| Contributors | Affiliation | Role |
|---|---|---|
| Hamilton, Trinity | University of Minnesota (UMN) | Principal Investigator |
| Sauer, Hailey | University of Minnesota (UMN) | Principal Investigator |
Site description
For this study, we selected twenty lakes within Minnesota’s Sentinel Lakes in a Changing Environment (SLICE) program. SLICE is a collaborative research initiative that provides long-term data on a representative sub-sampling of Minnesota’s lakes spanning the diverse geographic, land-use, and climatic gradients present in Minnesota (Fig. 1 in Sauer et al., 2022). The lakes span four of the seven Environmental Protection Agency/Commission for Environmental Cooperation (Level III) ecological regions. These regions are characterized by differences in underlying geology, soils, vegetation, and land use (Table S1 in Sauer et al., 2022).

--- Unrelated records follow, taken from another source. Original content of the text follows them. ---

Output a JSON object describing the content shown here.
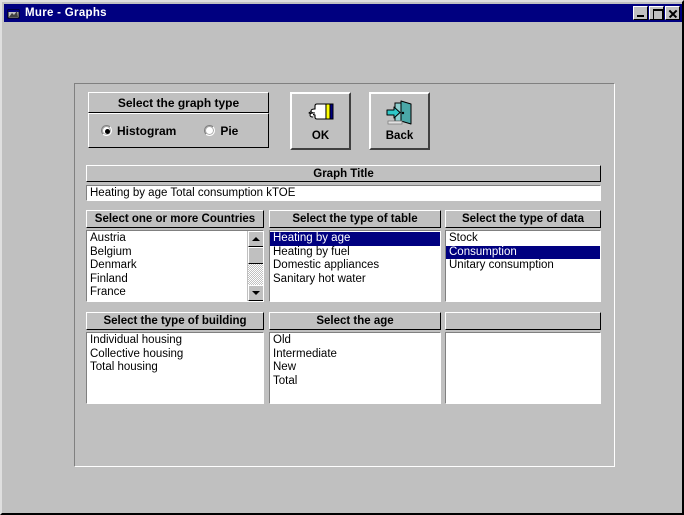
{
  "window": {
    "title": "Mure - Graphs",
    "icon": "app-window-icon",
    "controls": {
      "minimize": "minimize-button",
      "maximize": "maximize-button",
      "close": "close-button"
    }
  },
  "graph_type": {
    "header": "Select the graph type",
    "options": [
      {
        "label": "Histogram",
        "selected": true
      },
      {
        "label": "Pie",
        "selected": false
      }
    ]
  },
  "buttons": {
    "ok": {
      "label": "OK",
      "icon": "pointing-hand-icon"
    },
    "back": {
      "label": "Back",
      "icon": "exit-door-icon"
    }
  },
  "graph_title": {
    "header": "Graph Title",
    "value": "Heating by age Total consumption kTOE",
    "placeholder": ""
  },
  "lists": {
    "countries": {
      "header": "Select one or more Countries",
      "items": [
        {
          "label": "Austria",
          "selected": false
        },
        {
          "label": "Belgium",
          "selected": false
        },
        {
          "label": "Denmark",
          "selected": false
        },
        {
          "label": "Finland",
          "selected": false
        },
        {
          "label": "France",
          "selected": false
        }
      ],
      "has_scrollbar": true
    },
    "table_type": {
      "header": "Select the type of table",
      "items": [
        {
          "label": "Heating by age",
          "selected": true
        },
        {
          "label": "Heating by fuel",
          "selected": false
        },
        {
          "label": "Domestic appliances",
          "selected": false
        },
        {
          "label": "Sanitary hot water",
          "selected": false
        }
      ],
      "has_scrollbar": false
    },
    "data_type": {
      "header": "Select the type of data",
      "items": [
        {
          "label": "Stock",
          "selected": false
        },
        {
          "label": "Consumption",
          "selected": true
        },
        {
          "label": "Unitary consumption",
          "selected": false
        }
      ],
      "has_scrollbar": false
    },
    "building_type": {
      "header": "Select the type of building",
      "items": [
        {
          "label": "Individual housing",
          "selected": false
        },
        {
          "label": "Collective housing",
          "selected": false
        },
        {
          "label": "Total housing",
          "selected": false
        }
      ],
      "has_scrollbar": false
    },
    "age": {
      "header": "Select the age",
      "items": [
        {
          "label": "Old",
          "selected": false
        },
        {
          "label": "Intermediate",
          "selected": false
        },
        {
          "label": "New",
          "selected": false
        },
        {
          "label": "Total",
          "selected": false
        }
      ],
      "has_scrollbar": false
    },
    "empty": {
      "header": "",
      "items": [],
      "has_scrollbar": false
    }
  },
  "colors": {
    "titlebar": "#000080",
    "face": "#c0c0c0",
    "selection": "#000080",
    "selection_text": "#ffffff",
    "list_bg": "#ffffff"
  }
}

This is the first comprehensive sediment bacterial survey of these lakes.
Water Sample Collection & Analysis
At each site, we collected water profile measurements of temperature, pH, conductivity, turbidity, and dissolved oxygen using a YSI EXO2 multi-parameter sonde (YSI, Inc.). We also collected an integrated epilimnetic water sample (0–2 m) and a hypolimnetic water sample (maximum lake depth – 1 m) when thermal stratification was present. All samples were stored on ice in the field and at either 4°C or −20°C in the laboratory, depending on methodology, until processed.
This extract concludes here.